Figure 2.

Germline and embryonic stem (ES) cells retain full or almost full telomere length due to expression of telomerase activity. Pluripotent proliferative stem cells have regulated telomerase activity and thus they lose telomeres throughout life but at a reduced rate. Most somatic cells do not express telomerase activity and thus lose telomere length with each division at a faster rate compared to stem cells until the cells uncap a few of their telomeres and undergo a growth arrest called replicative senescence (or M1, Mortality Stage 1). In the absence of cell cycle checkpoints (e.g. p53/pRB pathway), cells bypass senescence until they reach crisis (or M2, Mortality Stage 2). In crisis, telomeres are so short that chromosome end fusions occur and there is increased genomic instability (probably due to chromosomal, breakage-fusion- bridge cycles). A rare cell that escapes crisis almost universally does so by reactivating telomerase and this cell can now become a cancer cell with limitless potential to divide. When telomerase is activated in crisis, most cancer cells have short telomeres and just the right amount of telomerase to maintain the shortest telomeres.

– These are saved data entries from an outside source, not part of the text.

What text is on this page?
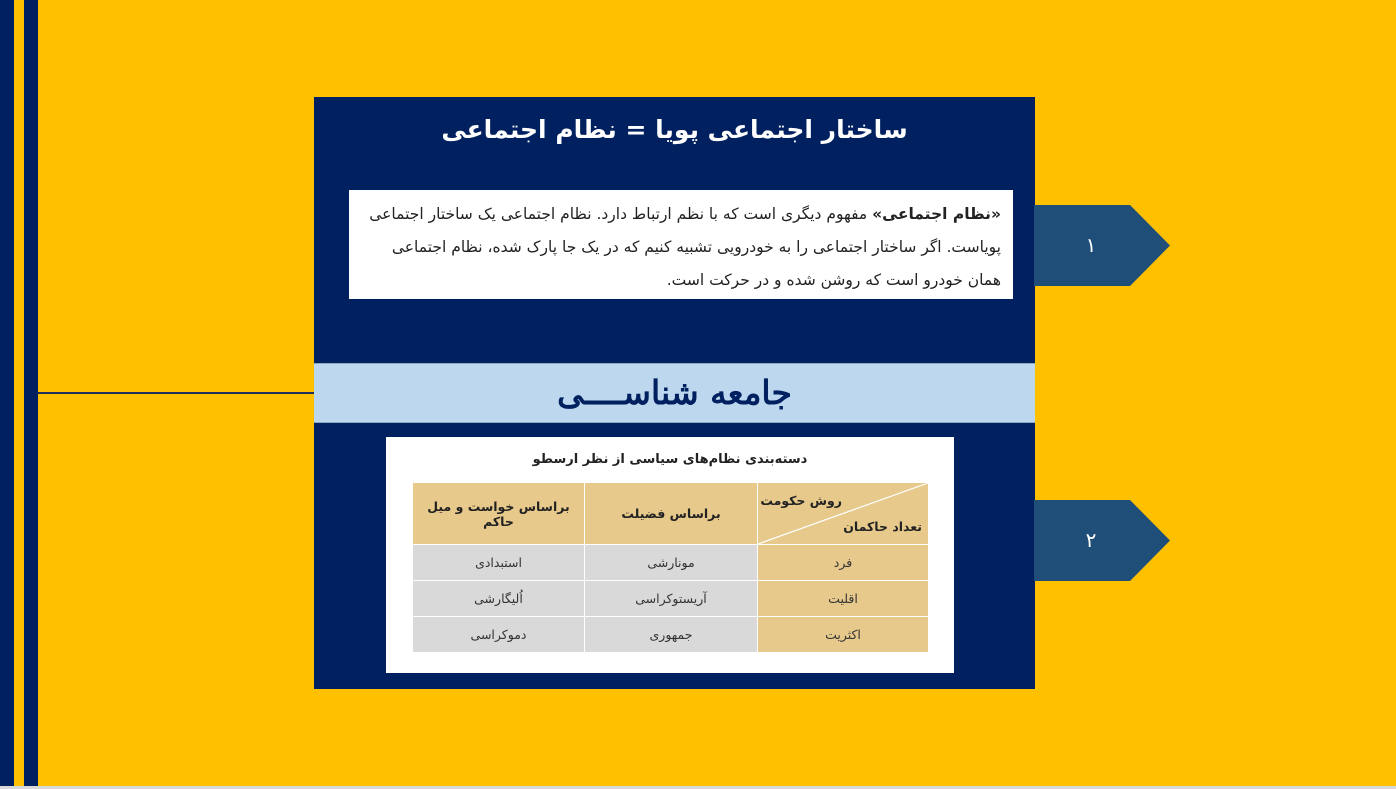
ساختار اجتماعی پویا = نظام اجتماعی
«نظام اجتماعی» مفهوم دیگری است که با نظم ارتباط دارد. نظام اجتماعی یک ساختار اجتماعی پویاست. اگر ساختار اجتماعی را به خودرویی تشبیه کنیم که در یک جا پارک شده، نظام اجتماعی همان خودرو است که روشن شده و در حرکت است.
جامعه شناســــی
دسته‌بندی نظام‌های سیاسی از نظر ارسطو
روش حکومت
تعداد حاکمان	براساس فضیلت	براساس خواست و میل حاکم
فرد	مونارشی	استبدادی
اقلیت	آریستوکراسی	اُلیگارشی
اکثریت	جمهوری	دموکراسی
۱
۲
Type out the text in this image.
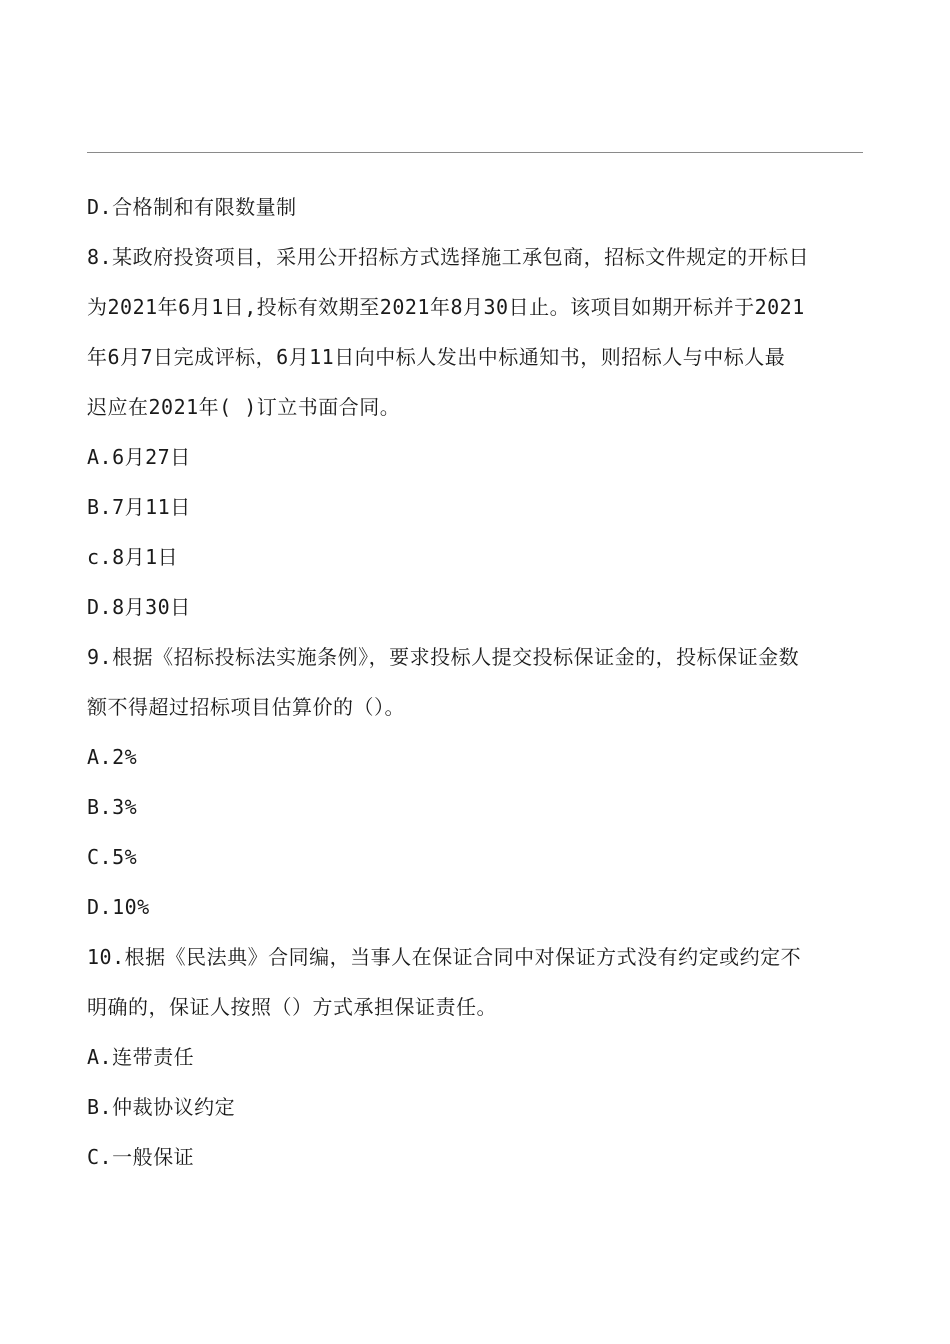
D.合格制和有限数量制
8.某政府投资项目，采用公开招标方式选择施工承包商，招标文件规定的开标日
为2021年6月1日,投标有效期至2021年8月30日止。该项目如期开标并于2021
年6月7日完成评标，6月11日向中标人发出中标通知书，则招标人与中标人最
迟应在2021年( )订立书面合同。
A.6月27日
B.7月11日
c.8月1日
D.8月30日
9.根据《招标投标法实施条例》，要求投标人提交投标保证金的，投标保证金数
额不得超过招标项目估算价的（）。
A.2%
B.3%
C.5%
D.10%
10.根据《民法典》合同编，当事人在保证合同中对保证方式没有约定或约定不
明确的，保证人按照（）方式承担保证责任。
A.连带责任
B.仲裁协议约定
C.一般保证
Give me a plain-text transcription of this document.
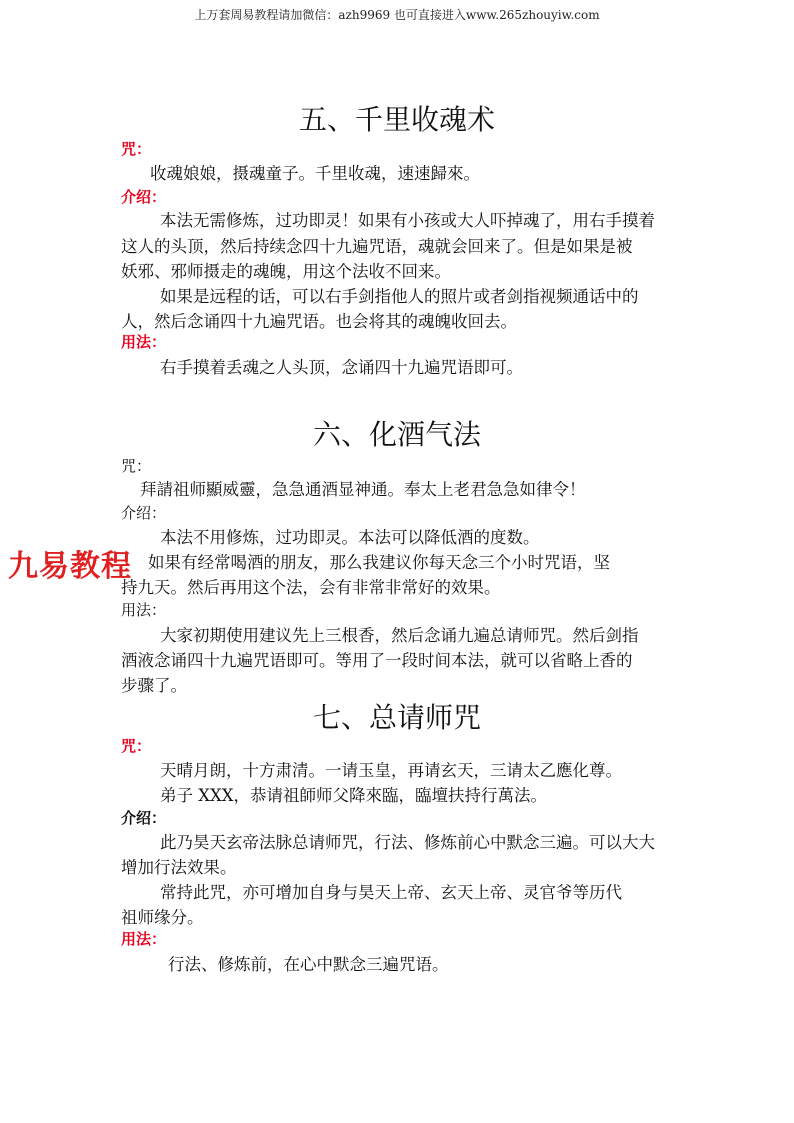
上万套周易教程请加微信：azh9969 也可直接进入www.265zhouyiw.com
九易教程
五、千里收魂术

咒：

收魂娘娘，摄魂童子。千里收魂，速速歸來。

介绍：

本法无需修炼，过功即灵！如果有小孩或大人吓掉魂了，用右手摸着

这人的头顶，然后持续念四十九遍咒语，魂就会回来了。但是如果是被

妖邪、邪师摄走的魂魄，用这个法收不回来。

如果是远程的话，可以右手剑指他人的照片或者剑指视频通话中的

人，然后念诵四十九遍咒语。也会将其的魂魄收回去。

用法：

右手摸着丢魂之人头顶，念诵四十九遍咒语即可。

六、化酒气法

咒：

拜請祖师顯威靈，急急通酒显神通。奉太上老君急急如律令！

介绍：

本法不用修炼，过功即灵。本法可以降低酒的度数。

如果有经常喝酒的朋友，那么我建议你每天念三个小时咒语，坚

持九天。然后再用这个法，会有非常非常好的效果。

用法：

大家初期使用建议先上三根香，然后念诵九遍总请师咒。然后剑指

酒液念诵四十九遍咒语即可。等用了一段时间本法，就可以省略上香的

步骤了。

七、总请师咒

咒：

天晴月朗，十方肃清。一请玉皇，再请玄天，三请太乙應化尊。

弟子 XXX，恭请祖師师父降來臨，臨壇扶持行萬法。

介绍：

此乃昊天玄帝法脉总请师咒，行法、修炼前心中默念三遍。可以大大

增加行法效果。

常持此咒，亦可增加自身与昊天上帝、玄天上帝、灵官爷等历代

祖师缘分。

用法：

行法、修炼前，在心中默念三遍咒语。
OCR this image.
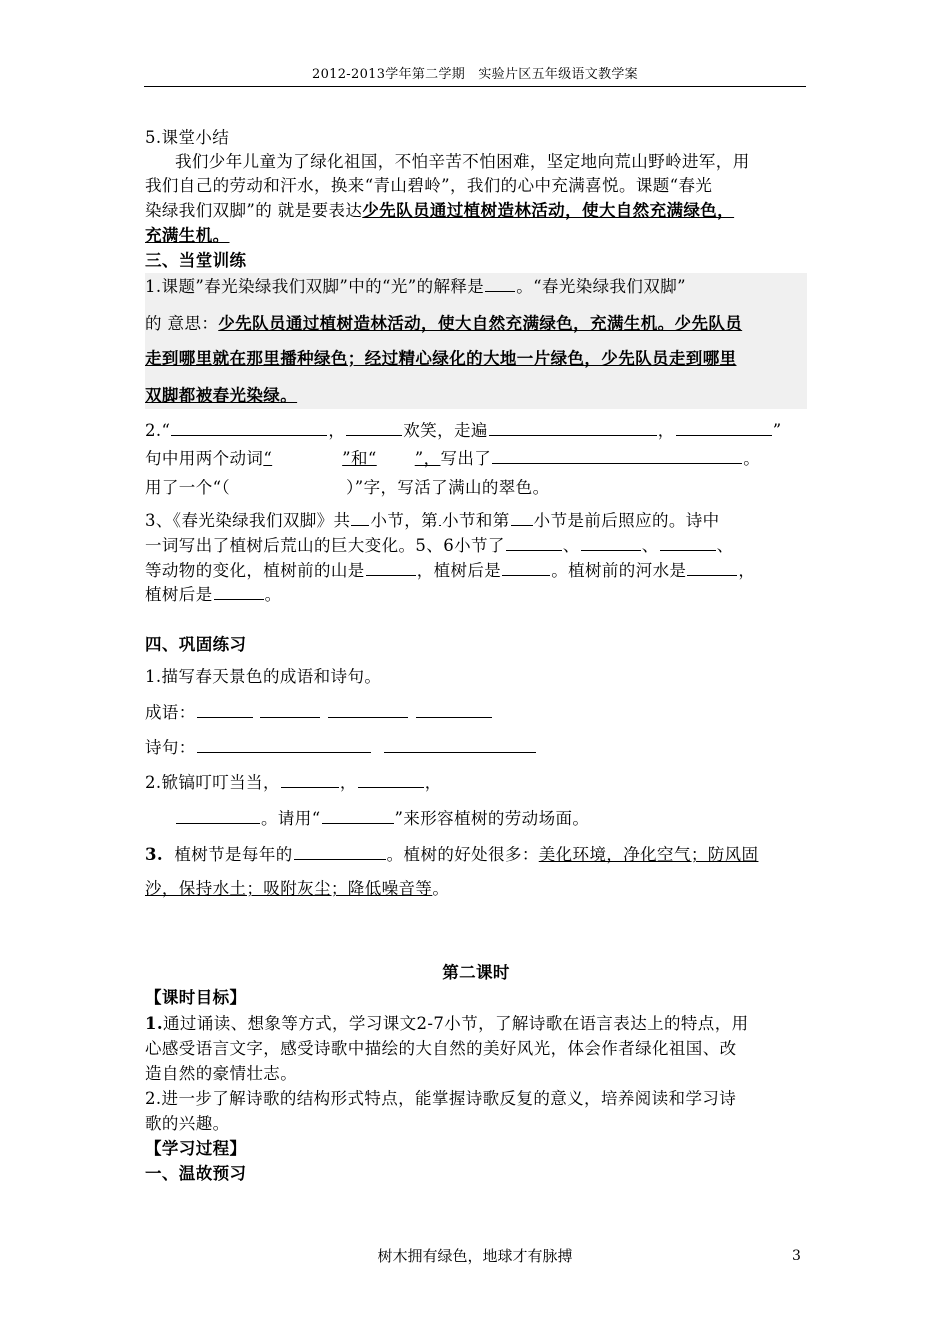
2012-2013学年第二学期　实验片区五年级语文教学案
5.课堂小结
我们少年儿童为了绿化祖国，不怕辛苦不怕困难，坚定地向荒山野岭进军，用
我们自己的劳动和汗水，换来“青山碧岭”，我们的心中充满喜悦。课题“春光
染绿我们双脚”的 就是要表达少先队员通过植树造林活动，使大自然充满绿色，
充满生机。
三、当堂训练
1.课题”春光染绿我们双脚”中的“光”的解释是 。“春光染绿我们双脚”
的 意思：少先队员通过植树造林活动，使大自然充满绿色，充满生机。少先队员
走到哪里就在那里播种绿色；经过精心绿化的大地一片绿色，少先队员走到哪里
双脚都被春光染绿。
2.“	，	欢笑，走遍	，	”
句中用两个动词“	”和“ ”，写出了	。
用了一个“（	）”字，写活了满山的翠色。
3、《春光染绿我们双脚》共 小节，第 小节和第 小节是前后照应的。诗中
一词写出了植树后荒山的巨大变化。5、6小节了	、	、	、
等动物的变化，植树前的山是	，植树后是	。植树前的河水是	，
植树后是	。
四、巩固练习
1.描写春天景色的成语和诗句。
成语：
诗句：
2.锨镐叮叮当当，	，	，
。请用“	”来形容植树的劳动场面。
3. 植树节是每年的	。植树的好处很多：美化环境，净化空气；防风固
沙，保持水土；吸附灰尘；降低噪音等。
第二课时
【课时目标】
1.通过诵读、想象等方式，学习课文2-7小节，了解诗歌在语言表达上的特点，用
心感受语言文字，感受诗歌中描绘的大自然的美好风光，体会作者绿化祖国、改
造自然的豪情壮志。
2.进一步了解诗歌的结构形式特点，能掌握诗歌反复的意义，培养阅读和学习诗
歌的兴趣。
【学习过程】
一、温故预习
树木拥有绿色，地球才有脉搏	3
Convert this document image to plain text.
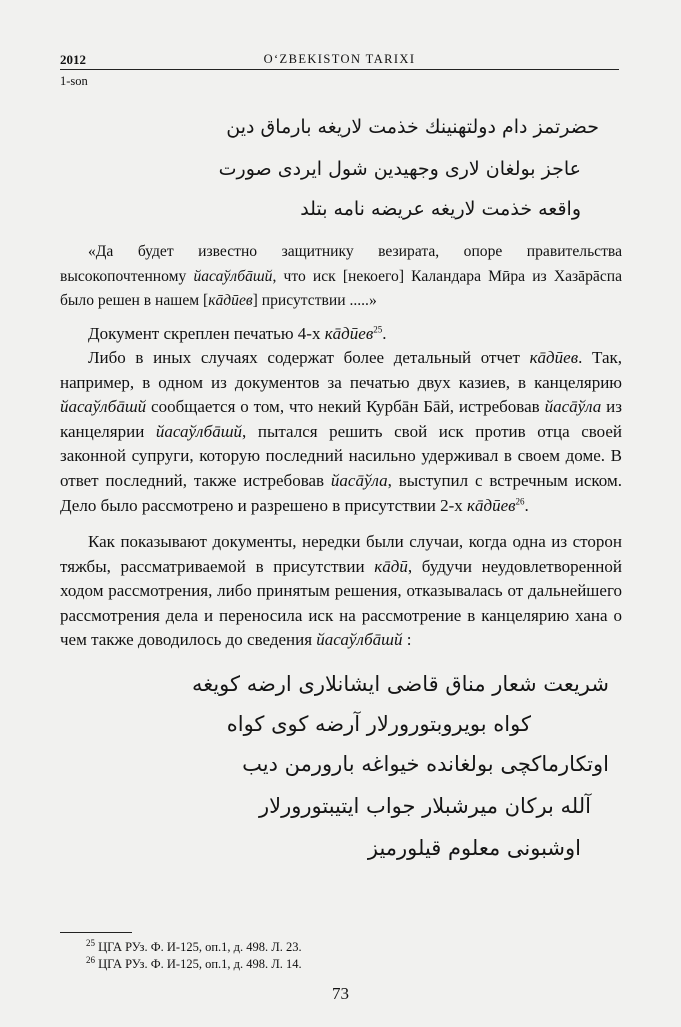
2012	O‘ZBEKISTON TARIXI
1-son
حضرتمز دام دولتهنینك خذمت لاریغه بارماق دین
عاجز بولغان لاری وجهیدین شول ایردی صورت
واقعه خذمت لاریغه عریضه نامه بتلد

«Да будет известно защитнику везирата, опоре правительства высокопочтенному йасаўлбāшй, что иск [некоего] Каландара Мӣра из Хазāрāспа было решен в нашем [кāдӣев] присутствии .....»

Документ скреплен печатью 4-х кāдӣев$^{25}$.

Либо в иных случаях содержат более детальный отчет кāдӣев. Так, например, в одном из документов за печатью двух казиев, в канцелярию йасаўлбāшй сообщается о том, что некий Курбāн Бāй, истребовав йасāўла из канцелярии йасаўлбāшй, пытался решить свой иск против отца своей законной супруги, которую последний насильно удерживал в своем доме. В ответ последний, также истребовав йасāўла, выступил с встречным иском. Дело было рассмотрено и разрешено в присутствии 2-х кāдӣев$^{26}$.

Как показывают документы, нередки были случаи, когда одна из сторон тяжбы, рассматриваемой в присутствии кāдӣ, будучи неудовлетворенной ходом рассмотрения, либо принятым решения, отказывалась от дальнейшего рассмотрения дела и переносила иск на рассмотрение в канцелярию хана о чем также доводилось до сведения йасаўлбāшй :

شریعت شعار مناق قاضی ایشانلاری ارضه کویغه
کواه بویروبتورورلار آرضه کوی کواه
اوتکارماکچی بولغانده خیواغه بارورمن دیب
آلله برکان میرشبلار جواب ایتیبتورورلار
اوشبونی معلوم قیلورمیز
$^{25}$ ЦГА РУз. Ф. И-125, оп.1, д. 498. Л. 23.
$^{26}$ ЦГА РУз. Ф. И-125, оп.1, д. 498. Л. 14.
73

However, in certain types of cancer such as malignant melanoma some invasive tumors have very long telomeres but lack telomerase or an ALT mechanism to maintain the telomeres (as illustrated in Shay, 2017). In this case, it is possible that when cells escape from crisis, there is a large amount of telomerase produced, telomeres grow substantially, and due to telomere looping the TERT locus is again silenced. These tumors can be aggressive since they have very long telomeres but they would still progressively shorten their telomeres with each cell division (Shay, 2017).